Maria Cândida levou o filho José Francisco para uma consulta médica. A mãe havia dito ao menino que o levaria para consultar um médico que examinaria o seu problema e que, fazendo uma cirurgia para retirada daquele pedacinho de carne que o incomodava, lhe ajudaria a respirar e a viver melhor.
O menino de cinco anos, assustado com uma carne anômala que lhe brotara e crescia em determinada parte de seu corpo, atrapalhando sua vida, olhava para aquele homem estranho como se ele fosse mesmo um homem estranho.
O homem estranho, que por sua vez era o médico, olhava para o menino como se ele fosse um estranho menino.
O menino, filho de um pai e de uma mãe que sabem que as políticas públicas são feitas com o dinheiro público e, portanto, para atender às necessidades públicas, não conseguia entender porque a mãe mentira sobre como seria e o que faria o “doutor”.

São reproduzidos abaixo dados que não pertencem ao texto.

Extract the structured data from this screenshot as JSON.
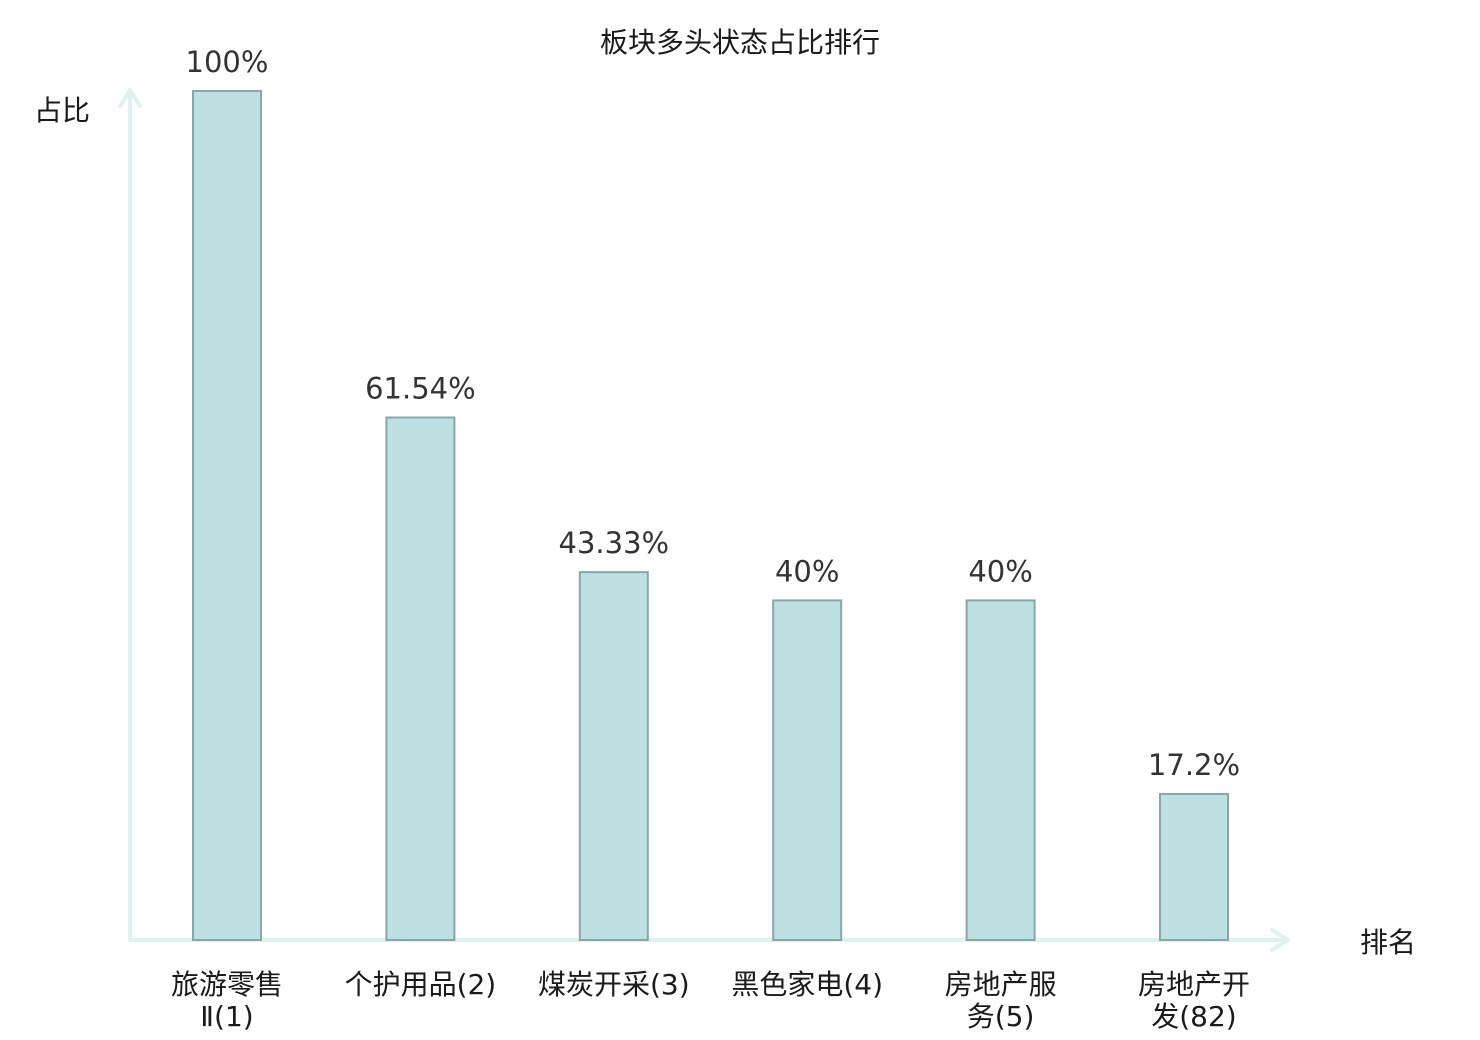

O “doutor” mal examinou o menino e já se pos a requisitar exames e a falar cada vez mais alto, incomodado não se sabe com o que. O menino, cada vez mais assustado, estacou e entrou em pânico. O “doutor” que não é dado a lidar com gentes e muito menos com meninos assustados jogou as requisições de exame nas mãos da mãe e agarrou violentamente o menino pelos braços, esbravejando que só voltasse depois de ter feito os exames e de ter ensinado ao seu filho, o que seja um “doutor”. A mãe, tão assustada quanto o menino, simulou um agradecimento e prometeu cumprir o ordenado. Saiu de fininho e se desculpou com o filho, pois lhe disseram que aquele homem estranho seria um “doutor”, mas que estavam todos enganados.

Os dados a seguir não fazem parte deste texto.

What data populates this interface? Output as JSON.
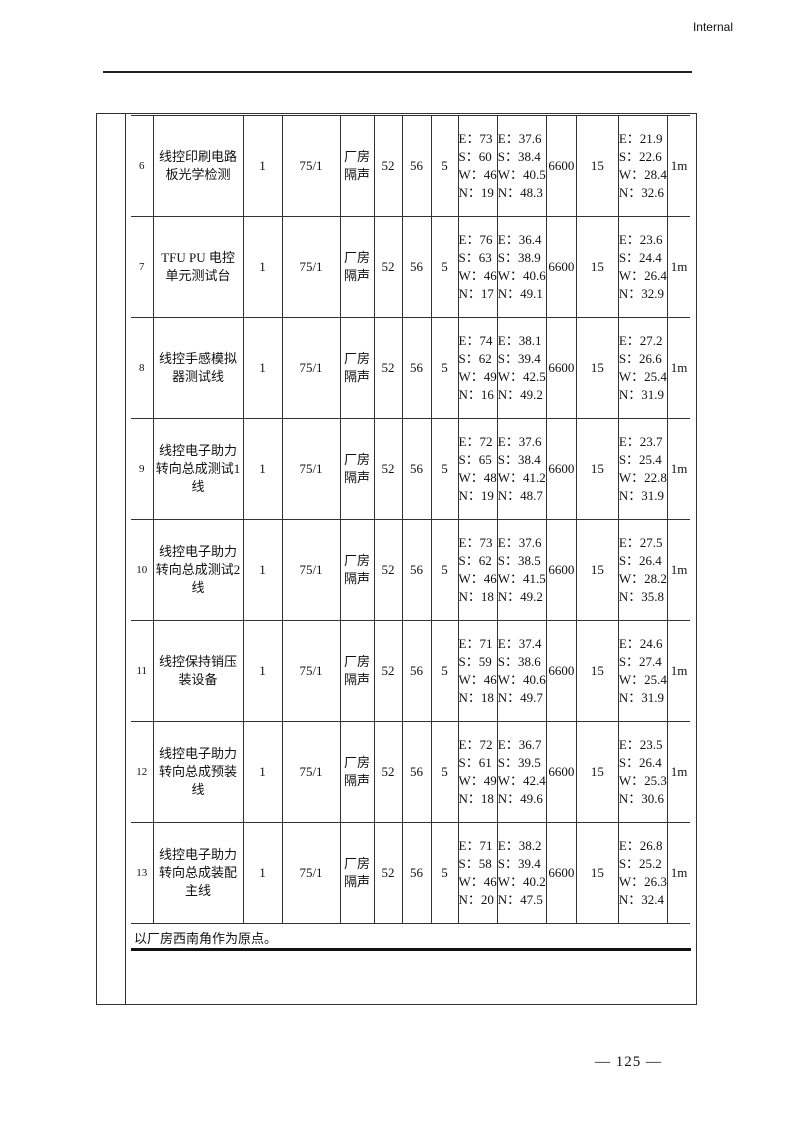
{
  "header": {
    "label": "Internal"
  },
  "table": {
    "rows": [
      {
        "no": "6",
        "name": "线控印刷电路板光学检测",
        "qty": "1",
        "spec": "75/1",
        "measure": "厂房隔声",
        "v1": "52",
        "v2": "56",
        "v3": "5",
        "dist": [
          "E：73",
          "S：60",
          "W：46",
          "N：19"
        ],
        "level": [
          "E：37.6",
          "S：38.4",
          "W：40.5",
          "N：48.3"
        ],
        "hours": "6600",
        "height": "15",
        "contrib": [
          "E：21.9",
          "S：22.6",
          "W：28.4",
          "N：32.6"
        ],
        "ref": "1m"
      },
      {
        "no": "7",
        "name": "TFU PU 电控单元测试台",
        "qty": "1",
        "spec": "75/1",
        "measure": "厂房隔声",
        "v1": "52",
        "v2": "56",
        "v3": "5",
        "dist": [
          "E：76",
          "S：63",
          "W：46",
          "N：17"
        ],
        "level": [
          "E：36.4",
          "S：38.9",
          "W：40.6",
          "N：49.1"
        ],
        "hours": "6600",
        "height": "15",
        "contrib": [
          "E：23.6",
          "S：24.4",
          "W：26.4",
          "N：32.9"
        ],
        "ref": "1m"
      },
      {
        "no": "8",
        "name": "线控手感模拟器测试线",
        "qty": "1",
        "spec": "75/1",
        "measure": "厂房隔声",
        "v1": "52",
        "v2": "56",
        "v3": "5",
        "dist": [
          "E：74",
          "S：62",
          "W：49",
          "N：16"
        ],
        "level": [
          "E：38.1",
          "S：39.4",
          "W：42.5",
          "N：49.2"
        ],
        "hours": "6600",
        "height": "15",
        "contrib": [
          "E：27.2",
          "S：26.6",
          "W：25.4",
          "N：31.9"
        ],
        "ref": "1m"
      },
      {
        "no": "9",
        "name": "线控电子助力转向总成测试1线",
        "qty": "1",
        "spec": "75/1",
        "measure": "厂房隔声",
        "v1": "52",
        "v2": "56",
        "v3": "5",
        "dist": [
          "E：72",
          "S：65",
          "W：48",
          "N：19"
        ],
        "level": [
          "E：37.6",
          "S：38.4",
          "W：41.2",
          "N：48.7"
        ],
        "hours": "6600",
        "height": "15",
        "contrib": [
          "E：23.7",
          "S：25.4",
          "W：22.8",
          "N：31.9"
        ],
        "ref": "1m"
      },
      {
        "no": "10",
        "name": "线控电子助力转向总成测试2线",
        "qty": "1",
        "spec": "75/1",
        "measure": "厂房隔声",
        "v1": "52",
        "v2": "56",
        "v3": "5",
        "dist": [
          "E：73",
          "S：62",
          "W：46",
          "N：18"
        ],
        "level": [
          "E：37.6",
          "S：38.5",
          "W：41.5",
          "N：49.2"
        ],
        "hours": "6600",
        "height": "15",
        "contrib": [
          "E：27.5",
          "S：26.4",
          "W：28.2",
          "N：35.8"
        ],
        "ref": "1m"
      },
      {
        "no": "11",
        "name": "线控保持销压装设备",
        "qty": "1",
        "spec": "75/1",
        "measure": "厂房隔声",
        "v1": "52",
        "v2": "56",
        "v3": "5",
        "dist": [
          "E：71",
          "S：59",
          "W：46",
          "N：18"
        ],
        "level": [
          "E：37.4",
          "S：38.6",
          "W：40.6",
          "N：49.7"
        ],
        "hours": "6600",
        "height": "15",
        "contrib": [
          "E：24.6",
          "S：27.4",
          "W：25.4",
          "N：31.9"
        ],
        "ref": "1m"
      },
      {
        "no": "12",
        "name": "线控电子助力转向总成预装线",
        "qty": "1",
        "spec": "75/1",
        "measure": "厂房隔声",
        "v1": "52",
        "v2": "56",
        "v3": "5",
        "dist": [
          "E：72",
          "S：61",
          "W：49",
          "N：18"
        ],
        "level": [
          "E：36.7",
          "S：39.5",
          "W：42.4",
          "N：49.6"
        ],
        "hours": "6600",
        "height": "15",
        "contrib": [
          "E：23.5",
          "S：26.4",
          "W：25.3",
          "N：30.6"
        ],
        "ref": "1m"
      },
      {
        "no": "13",
        "name": "线控电子助力转向总成装配主线",
        "qty": "1",
        "spec": "75/1",
        "measure": "厂房隔声",
        "v1": "52",
        "v2": "56",
        "v3": "5",
        "dist": [
          "E：71",
          "S：58",
          "W：46",
          "N：20"
        ],
        "level": [
          "E：38.2",
          "S：39.4",
          "W：40.2",
          "N：47.5"
        ],
        "hours": "6600",
        "height": "15",
        "contrib": [
          "E：26.8",
          "S：25.2",
          "W：26.3",
          "N：32.4"
        ],
        "ref": "1m"
      }
    ]
  },
  "note": "以厂房西南角作为原点。",
  "footer": {
    "page_number": "— 125 —"
  }
}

Andaram um longo tempo em silêncio. A mãe pensava sobre como faria se aquele homem estranho era o único na cidade que teria formação pra cuidar da carne anômala que crescia em seu filho e lhe atrapalhava a vida, mas o miserável só lidava bem com carnes anômalas, mas não com as gentes que a portavam. Matutava nisso, quando o filho perguntou: mãe, o que é mesmo um “doutor”?
A mãe falou as coisas para si própria, sabendo que o menino talvez demorasse pra entender o que dizia. Respirou fundo e começou dizendo que “doutor” é alguém bem diferente daquele homem estranho que eles consultaram. Que médico não é a mesma coisa que doutor, mas que pode ser um e outro. Que doutor é alguém que estuda muito, mas muito mesmo, e que faz um curso de doutorado, mas que mesmo assim, não é superior a nenhuma gente, pois as gentes são todas iguais. E que, além disso tudo, doutor talvez também seja gente, portanto, aquele homem estranho poderia ter os seus próprios problemas que o faziam se sentir superior às pessoas que ele atende; que o impediam de ser gente de verdade; que dificultavam a sua vida e as relações com as pessoas, sendo-lhe muito custoso sentar, olhar nos olhos, escutar, avaliar a situação, conversar, tentar entender o que se passa e poder oferecer alguma possibilidade de resolução ao problema que se apresenta.
Ela pensou, ainda, que certamente é muito difícil para o doutor-homem-estranho, dar atenção para um ser humano que necessita de seus cuidados, visto que ele tem muito pouco pra dar. Deve ser muito irritante e incômodo alguém lhe demandar qualquer coisa, enquanto ele está vazio de si e de vida, e não tem nada pra oferecer... enquanto ouvimos os ecos de sua desumanização, não temos como saber se ele um dia se fez gente!
Já perto de casa, o menino suspira e avisa a mãe que seus braços estão doendo, onde o homem o apertou. Ela o abraça e promete que logo o levará num médico-doutor de verdade, que seja gente e que trabalhe com gentes... e que a dor vai passar... que um dia toda a dor passa, só não passa a dor de quem não é gente, como a dor do doutor-homem-estranho!